In another twist, granzyme A, which has traditionally been viewed as a cell death initiator, may not be involved in the induction of cell death at all. Its primary role may be to promote pro-inflammatory cytokine production.¹⁵ The rationale for this argument is based on observations that high, non-physiological (micromolar) levels of granzyme A and perforin have been historically used to initiate cell death, whereas lower levels of granzyme A induce IL-β production from monocytic cells in a perforin-independent manner. Importantly, granzyme A deficiency in these studies attenuated LPS-induced cytotoxicity, suggesting that this protease could have an important death-independent, pro-inflammatory role in infection and sepsis. The implications and emerging roles of granzyme A, and possibly granzyme K, which is also a tryptase, are reviewed in detail in this issue by Cullen et al.¹⁶ Indeed, given how difficult it has been over the past two decades to clearly establish a role for granzymes H, K, and M in cell death, one has to ponder whether these proteases may also contribute to inflammation and/or other processes. Taken together, a strong argument can now be made for revisiting the conclusions that have been made from translational studies in which perforin knockout mice were used exclusively to assess the role of granzyme-mediated pathways in disease models.

In addition to the induction of cell death and inflammation, alternative pathogenic contributions of granzymes have been proposed. In this issue, Darrah and Rosen¹⁷ present data supporting a role for granzymes A, B, and H in autoantigen production, cytokine secretion, and autoimmunity. However, as with other putative pathogenic roles for granzymes, animal models showing a direct cause–effect relationship between granzymes and autoimmunity are required before reaching any definitive conclusions.

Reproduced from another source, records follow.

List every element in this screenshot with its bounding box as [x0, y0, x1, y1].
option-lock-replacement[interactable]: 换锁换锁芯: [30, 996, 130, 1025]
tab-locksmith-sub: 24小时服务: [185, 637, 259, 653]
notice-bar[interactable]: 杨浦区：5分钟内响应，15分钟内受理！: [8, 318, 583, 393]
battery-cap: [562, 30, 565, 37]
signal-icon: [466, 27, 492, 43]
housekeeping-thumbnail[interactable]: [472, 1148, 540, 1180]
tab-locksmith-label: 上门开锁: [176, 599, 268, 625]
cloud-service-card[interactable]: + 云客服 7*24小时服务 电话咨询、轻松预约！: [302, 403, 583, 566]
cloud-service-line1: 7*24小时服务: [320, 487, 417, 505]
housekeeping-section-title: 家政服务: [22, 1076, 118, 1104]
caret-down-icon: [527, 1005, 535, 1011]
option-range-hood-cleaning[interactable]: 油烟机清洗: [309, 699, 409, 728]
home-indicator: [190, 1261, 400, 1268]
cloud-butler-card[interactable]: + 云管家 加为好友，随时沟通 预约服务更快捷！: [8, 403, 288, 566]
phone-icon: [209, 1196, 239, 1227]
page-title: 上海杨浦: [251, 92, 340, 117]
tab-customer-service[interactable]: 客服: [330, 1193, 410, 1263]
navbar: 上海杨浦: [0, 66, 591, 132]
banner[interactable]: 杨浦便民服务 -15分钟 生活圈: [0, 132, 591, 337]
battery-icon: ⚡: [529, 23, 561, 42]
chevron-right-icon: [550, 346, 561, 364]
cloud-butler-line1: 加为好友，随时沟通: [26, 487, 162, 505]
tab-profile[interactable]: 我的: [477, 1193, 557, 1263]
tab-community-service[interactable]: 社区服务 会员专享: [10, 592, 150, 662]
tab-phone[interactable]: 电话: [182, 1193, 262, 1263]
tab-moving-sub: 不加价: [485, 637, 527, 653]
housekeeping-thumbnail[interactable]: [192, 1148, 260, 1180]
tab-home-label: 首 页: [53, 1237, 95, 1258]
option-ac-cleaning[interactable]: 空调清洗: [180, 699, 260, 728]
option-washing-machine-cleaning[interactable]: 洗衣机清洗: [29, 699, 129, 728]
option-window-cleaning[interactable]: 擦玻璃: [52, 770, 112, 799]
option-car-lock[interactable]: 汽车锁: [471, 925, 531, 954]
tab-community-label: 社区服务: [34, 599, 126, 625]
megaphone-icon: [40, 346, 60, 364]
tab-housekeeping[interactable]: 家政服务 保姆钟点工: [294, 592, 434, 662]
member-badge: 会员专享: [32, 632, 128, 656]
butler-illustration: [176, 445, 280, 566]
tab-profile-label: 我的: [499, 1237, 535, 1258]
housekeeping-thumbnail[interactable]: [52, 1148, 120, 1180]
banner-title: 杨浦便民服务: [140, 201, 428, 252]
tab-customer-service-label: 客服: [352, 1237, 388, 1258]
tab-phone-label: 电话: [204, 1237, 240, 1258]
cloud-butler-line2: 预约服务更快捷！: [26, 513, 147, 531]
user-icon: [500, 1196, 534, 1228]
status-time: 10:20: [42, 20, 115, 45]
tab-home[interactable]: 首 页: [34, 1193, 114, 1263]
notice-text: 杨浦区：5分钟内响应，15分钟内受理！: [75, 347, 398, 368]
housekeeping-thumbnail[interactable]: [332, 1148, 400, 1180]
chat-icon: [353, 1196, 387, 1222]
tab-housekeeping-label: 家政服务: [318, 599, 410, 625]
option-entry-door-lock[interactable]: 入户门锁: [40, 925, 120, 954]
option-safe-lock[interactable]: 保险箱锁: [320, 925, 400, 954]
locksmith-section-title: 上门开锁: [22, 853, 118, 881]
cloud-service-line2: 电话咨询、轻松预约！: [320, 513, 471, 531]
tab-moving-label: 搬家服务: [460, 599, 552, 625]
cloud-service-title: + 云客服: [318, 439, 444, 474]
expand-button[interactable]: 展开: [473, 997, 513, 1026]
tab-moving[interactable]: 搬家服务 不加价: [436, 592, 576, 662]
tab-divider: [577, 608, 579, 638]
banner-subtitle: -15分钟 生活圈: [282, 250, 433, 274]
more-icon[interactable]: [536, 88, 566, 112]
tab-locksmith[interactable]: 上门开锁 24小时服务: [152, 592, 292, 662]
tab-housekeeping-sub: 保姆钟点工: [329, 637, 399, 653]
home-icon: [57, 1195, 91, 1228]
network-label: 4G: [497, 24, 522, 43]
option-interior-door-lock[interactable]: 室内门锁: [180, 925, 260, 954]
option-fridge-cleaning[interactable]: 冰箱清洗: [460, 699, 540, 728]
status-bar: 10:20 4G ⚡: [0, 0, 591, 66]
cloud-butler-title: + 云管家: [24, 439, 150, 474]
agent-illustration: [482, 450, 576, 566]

In summary, in addition to immune-mediated cell killing, granzymes may exert other roles in physiology and disease via the production of autoantigens, cleavage of extracellular proteins, regulation of cell migration, platelet function, and in promoting inflammation. Moving forward, it is essential that we start to understand how granzymes are induced in immune/non-immune cells during disease and whether there are mutations that result in enhanced granzyme production and/or activity. Likewise, it is mandatory that we elucidate how these proteases are regulated, confirm the identity of cells that express granzymes in healthy and diseased tissues, assess how their expression or activity is altered in disease, and determine how perforin and serpins are involved in these physiological and pathological processes. Proof-of-concept animal studies in tandem with biochemical and clinical studies are necessary to elucidate pathophysiological processes. The study of granzymes H, K, and M with respect to their in vitro activity, let alone their roles in physiology and disease, is still at its infancy and provides great opportunities for discovery. The present review series highlights our current understanding of granzyme biology in the context of both cell death and other proteolytic functions in health and disease. Although many of the reviews raise more questions than answers, it is clear that the research in this exciting area has only just begun.